As the story eventually points out in its concluding paragraphs, the local Jewish community in fact wants little to do with this campaign against the supposedly anti-Semitic Daily Planet. The community does rightly protest an unpleasant letter from an Iranian student in India claiming that Jews brought persecution upon themselves – the only item cited that backs up the anti-Semitic charge in the headline. Indeed, the Times points out that the Daily Planet‘s owner, Ms. O’Malley, later firmly distanced herself from this “nasty” view in her paper.

I’d like to stress again that I mainly want to draw attention to the way the Times article is constructed. Much of the information for a fully-aware reader to make a judgement is there, just lower down in the story. Better late than never, Ms.
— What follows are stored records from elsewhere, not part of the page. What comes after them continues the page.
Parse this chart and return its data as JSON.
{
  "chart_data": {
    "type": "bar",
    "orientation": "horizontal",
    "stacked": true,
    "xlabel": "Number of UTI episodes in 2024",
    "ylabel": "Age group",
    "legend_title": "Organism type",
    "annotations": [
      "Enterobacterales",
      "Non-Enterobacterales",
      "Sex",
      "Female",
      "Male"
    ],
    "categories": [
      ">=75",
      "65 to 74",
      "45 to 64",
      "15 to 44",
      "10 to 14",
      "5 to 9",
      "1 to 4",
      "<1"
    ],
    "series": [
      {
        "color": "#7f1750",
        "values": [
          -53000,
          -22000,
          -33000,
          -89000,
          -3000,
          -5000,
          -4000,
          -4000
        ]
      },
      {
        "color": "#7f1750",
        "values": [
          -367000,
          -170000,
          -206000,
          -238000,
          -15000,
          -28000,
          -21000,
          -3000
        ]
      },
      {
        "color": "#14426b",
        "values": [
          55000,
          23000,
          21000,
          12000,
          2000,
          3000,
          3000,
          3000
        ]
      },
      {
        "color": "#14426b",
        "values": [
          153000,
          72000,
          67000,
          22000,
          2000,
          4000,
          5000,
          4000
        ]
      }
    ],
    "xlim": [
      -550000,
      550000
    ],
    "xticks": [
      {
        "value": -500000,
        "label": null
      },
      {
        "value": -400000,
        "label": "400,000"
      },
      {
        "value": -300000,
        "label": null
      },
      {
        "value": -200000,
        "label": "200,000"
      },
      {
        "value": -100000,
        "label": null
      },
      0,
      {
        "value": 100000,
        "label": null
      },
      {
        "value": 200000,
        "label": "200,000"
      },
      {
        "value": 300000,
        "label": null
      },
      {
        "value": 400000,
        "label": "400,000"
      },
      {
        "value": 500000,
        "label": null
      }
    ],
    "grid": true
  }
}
O’Malley is cited as pointing out (in print) her reason for making her readers aware that criticism of Israel is out there.

I still don’t think that keeping sentiments like [that of the Iranian student in India] out of The Daily Planet will make him or people like him go away.
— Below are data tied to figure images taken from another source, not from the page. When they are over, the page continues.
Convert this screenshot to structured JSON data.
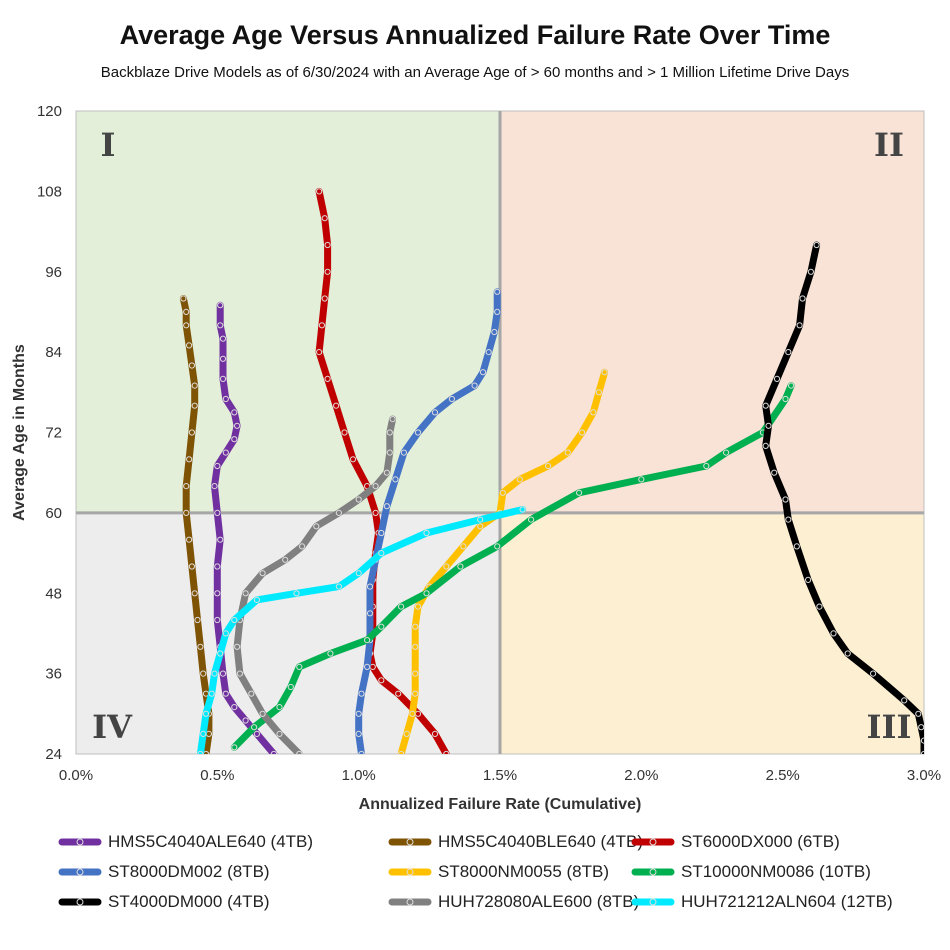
{
  "chart_data": {
    "type": "line",
    "title": "Average Age Versus  Annualized Failure Rate Over Time",
    "subtitle": "Backblaze Drive Models as of 6/30/2024 with an Average Age of > 60 months and > 1 Million Lifetime Drive Days",
    "xlabel": "Annualized Failure Rate (Cumulative)",
    "ylabel": "Average Age in Months",
    "xlim": [
      0.0,
      3.0
    ],
    "ylim": [
      24,
      120
    ],
    "x_ticks": [
      "0.0%",
      "0.5%",
      "1.0%",
      "1.5%",
      "2.0%",
      "2.5%",
      "3.0%"
    ],
    "y_ticks": [
      "24",
      "36",
      "48",
      "60",
      "72",
      "84",
      "96",
      "108",
      "120"
    ],
    "quadrants": [
      {
        "label": "I",
        "x_range": [
          0.0,
          1.5
        ],
        "y_range": [
          60,
          120
        ],
        "color": "#e3efd9"
      },
      {
        "label": "II",
        "x_range": [
          1.5,
          3.0
        ],
        "y_range": [
          60,
          120
        ],
        "color": "#f9e2d6"
      },
      {
        "label": "III",
        "x_range": [
          1.5,
          3.0
        ],
        "y_range": [
          24,
          60
        ],
        "color": "#fdf0d2"
      },
      {
        "label": "IV",
        "x_range": [
          0.0,
          1.5
        ],
        "y_range": [
          24,
          60
        ],
        "color": "#ededed"
      }
    ],
    "divider_lines": {
      "x": 1.5,
      "y": 60,
      "color": "#a6a6a6"
    },
    "series": [
      {
        "name": "HMS5C4040ALE640 (4TB)",
        "color": "#7030a0",
        "points": [
          [
            0.7,
            24
          ],
          [
            0.64,
            27
          ],
          [
            0.6,
            29
          ],
          [
            0.56,
            31
          ],
          [
            0.53,
            33
          ],
          [
            0.52,
            36
          ],
          [
            0.51,
            40
          ],
          [
            0.5,
            44
          ],
          [
            0.5,
            48
          ],
          [
            0.5,
            52
          ],
          [
            0.51,
            56
          ],
          [
            0.5,
            60
          ],
          [
            0.49,
            64
          ],
          [
            0.5,
            67
          ],
          [
            0.53,
            69
          ],
          [
            0.56,
            71
          ],
          [
            0.57,
            73
          ],
          [
            0.56,
            75
          ],
          [
            0.53,
            77
          ],
          [
            0.52,
            80
          ],
          [
            0.52,
            83
          ],
          [
            0.52,
            86
          ],
          [
            0.51,
            88
          ],
          [
            0.51,
            91
          ]
        ]
      },
      {
        "name": "HMS5C4040BLE640 (4TB)",
        "color": "#7f5304",
        "points": [
          [
            0.46,
            24
          ],
          [
            0.47,
            27
          ],
          [
            0.47,
            30
          ],
          [
            0.46,
            33
          ],
          [
            0.45,
            36
          ],
          [
            0.44,
            40
          ],
          [
            0.43,
            44
          ],
          [
            0.42,
            48
          ],
          [
            0.41,
            52
          ],
          [
            0.4,
            56
          ],
          [
            0.39,
            60
          ],
          [
            0.39,
            64
          ],
          [
            0.4,
            68
          ],
          [
            0.41,
            72
          ],
          [
            0.42,
            76
          ],
          [
            0.42,
            79
          ],
          [
            0.41,
            82
          ],
          [
            0.4,
            85
          ],
          [
            0.39,
            88
          ],
          [
            0.39,
            90
          ],
          [
            0.38,
            92
          ]
        ]
      },
      {
        "name": "ST6000DX000 (6TB)",
        "color": "#c00000",
        "points": [
          [
            1.31,
            24
          ],
          [
            1.27,
            27
          ],
          [
            1.21,
            30
          ],
          [
            1.14,
            33
          ],
          [
            1.08,
            35
          ],
          [
            1.05,
            37
          ],
          [
            1.04,
            39
          ],
          [
            1.05,
            42
          ],
          [
            1.05,
            46
          ],
          [
            1.05,
            50
          ],
          [
            1.06,
            54
          ],
          [
            1.07,
            57
          ],
          [
            1.06,
            60
          ],
          [
            1.03,
            64
          ],
          [
            0.98,
            68
          ],
          [
            0.95,
            72
          ],
          [
            0.92,
            76
          ],
          [
            0.89,
            80
          ],
          [
            0.86,
            84
          ],
          [
            0.87,
            88
          ],
          [
            0.88,
            92
          ],
          [
            0.89,
            96
          ],
          [
            0.89,
            100
          ],
          [
            0.88,
            104
          ],
          [
            0.86,
            108
          ]
        ]
      },
      {
        "name": "ST8000DM002 (8TB)",
        "color": "#4472c4",
        "points": [
          [
            1.01,
            24
          ],
          [
            1.0,
            27
          ],
          [
            1.0,
            30
          ],
          [
            1.01,
            33
          ],
          [
            1.03,
            37
          ],
          [
            1.04,
            41
          ],
          [
            1.04,
            45
          ],
          [
            1.04,
            49
          ],
          [
            1.06,
            53
          ],
          [
            1.08,
            57
          ],
          [
            1.1,
            61
          ],
          [
            1.13,
            65
          ],
          [
            1.16,
            69
          ],
          [
            1.21,
            72
          ],
          [
            1.27,
            75
          ],
          [
            1.33,
            77
          ],
          [
            1.41,
            79
          ],
          [
            1.44,
            81
          ],
          [
            1.46,
            84
          ],
          [
            1.48,
            87
          ],
          [
            1.49,
            90
          ],
          [
            1.49,
            93
          ]
        ]
      },
      {
        "name": "ST8000NM0055 (8TB)",
        "color": "#ffc000",
        "points": [
          [
            1.15,
            24
          ],
          [
            1.17,
            27
          ],
          [
            1.19,
            30
          ],
          [
            1.2,
            33
          ],
          [
            1.2,
            36
          ],
          [
            1.2,
            40
          ],
          [
            1.2,
            43
          ],
          [
            1.21,
            46
          ],
          [
            1.25,
            49
          ],
          [
            1.31,
            52
          ],
          [
            1.37,
            55
          ],
          [
            1.43,
            58
          ],
          [
            1.5,
            60
          ],
          [
            1.51,
            63
          ],
          [
            1.57,
            65
          ],
          [
            1.67,
            67
          ],
          [
            1.74,
            69
          ],
          [
            1.79,
            72
          ],
          [
            1.83,
            75
          ],
          [
            1.85,
            78
          ],
          [
            1.87,
            81
          ]
        ]
      },
      {
        "name": "ST10000NM0086 (10TB)",
        "color": "#00b050",
        "points": [
          [
            0.56,
            25
          ],
          [
            0.63,
            28
          ],
          [
            0.72,
            31
          ],
          [
            0.76,
            34
          ],
          [
            0.79,
            37
          ],
          [
            0.9,
            39
          ],
          [
            1.03,
            41
          ],
          [
            1.08,
            43
          ],
          [
            1.15,
            46
          ],
          [
            1.24,
            48
          ],
          [
            1.36,
            52
          ],
          [
            1.49,
            55
          ],
          [
            1.61,
            59
          ],
          [
            1.78,
            63
          ],
          [
            2.0,
            65
          ],
          [
            2.23,
            67
          ],
          [
            2.3,
            69
          ],
          [
            2.43,
            72
          ],
          [
            2.51,
            77
          ],
          [
            2.53,
            79
          ]
        ]
      },
      {
        "name": "ST4000DM000 (4TB)",
        "color": "#000000",
        "points": [
          [
            3.0,
            24
          ],
          [
            3.0,
            26
          ],
          [
            2.99,
            28
          ],
          [
            2.98,
            30
          ],
          [
            2.93,
            32
          ],
          [
            2.82,
            36
          ],
          [
            2.73,
            39
          ],
          [
            2.68,
            42
          ],
          [
            2.63,
            46
          ],
          [
            2.59,
            50
          ],
          [
            2.55,
            55
          ],
          [
            2.52,
            59
          ],
          [
            2.51,
            62
          ],
          [
            2.47,
            66
          ],
          [
            2.44,
            70
          ],
          [
            2.45,
            73
          ],
          [
            2.44,
            76
          ],
          [
            2.48,
            80
          ],
          [
            2.52,
            84
          ],
          [
            2.56,
            88
          ],
          [
            2.57,
            92
          ],
          [
            2.6,
            96
          ],
          [
            2.62,
            100
          ]
        ]
      },
      {
        "name": "HUH728080ALE600 (8TB)",
        "color": "#808080",
        "points": [
          [
            0.79,
            24
          ],
          [
            0.72,
            27
          ],
          [
            0.66,
            30
          ],
          [
            0.62,
            33
          ],
          [
            0.58,
            36
          ],
          [
            0.57,
            40
          ],
          [
            0.58,
            44
          ],
          [
            0.6,
            48
          ],
          [
            0.66,
            51
          ],
          [
            0.74,
            53
          ],
          [
            0.8,
            55
          ],
          [
            0.85,
            58
          ],
          [
            0.93,
            60
          ],
          [
            1.0,
            62
          ],
          [
            1.06,
            64
          ],
          [
            1.1,
            66
          ],
          [
            1.11,
            69
          ],
          [
            1.11,
            72
          ],
          [
            1.12,
            74
          ]
        ]
      },
      {
        "name": "HUH721212ALN604 (12TB)",
        "color": "#00eaff",
        "points": [
          [
            0.44,
            24
          ],
          [
            0.45,
            27
          ],
          [
            0.46,
            30
          ],
          [
            0.48,
            33
          ],
          [
            0.49,
            36
          ],
          [
            0.51,
            39
          ],
          [
            0.53,
            42
          ],
          [
            0.56,
            44
          ],
          [
            0.64,
            47
          ],
          [
            0.78,
            48
          ],
          [
            0.93,
            49
          ],
          [
            1.0,
            51
          ],
          [
            1.08,
            54
          ],
          [
            1.24,
            57
          ],
          [
            1.43,
            59
          ],
          [
            1.58,
            60.5
          ]
        ]
      }
    ]
  }
}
Ms. O’Malley is quite right. Airbrushing out uncomfortable realities helps nobody. Israel’s overpowering conduct in its dispute with the Palestinians, and U.S. support for its actions, have stirred public opinion not just in California but to a far greater degree in Middle Eastern countries. Framing can also go too far the other way, as broadcasters like al-Jazeera spin scenes that inflame Middle Eastern viewers. This poisonous mix has fed distorted, sometimes perverted and disgraceful views of Jews, Israel and America. It certainly underpinned the motivation of several of the 9/11 hijackers.

My late Journal colleague, Danny Pearl – a Jewish victim of this wave of hatred, killed by real anti-Semitic extremists in Karachi in 2002 – had wanted to write a story after 9/11 that exposed the way Middle Easterners had persuaded themselves that the attacks on the U.S. were actually organized by the Israeli secret service, Mossad. He wished to explain how it was that the whole Muslim world was ready to believe conspiracy claims emanating from a small Jihadi group, not the clear reality of an al-Qaeda terrorist attack on the United States evident to the whole world. The Journal’s editors declined to publish it. Pearl was furious, believing that they avoided the story because it would inevitably have raised the issue of Israel’s conduct.

And so it was that yet another light mile was added to the outer space of ignorance that separates Americans from the reality of the Middle East —  a gap in public knowledge that that is policed by campaigns like the one reported by the Times against the Daily Planet.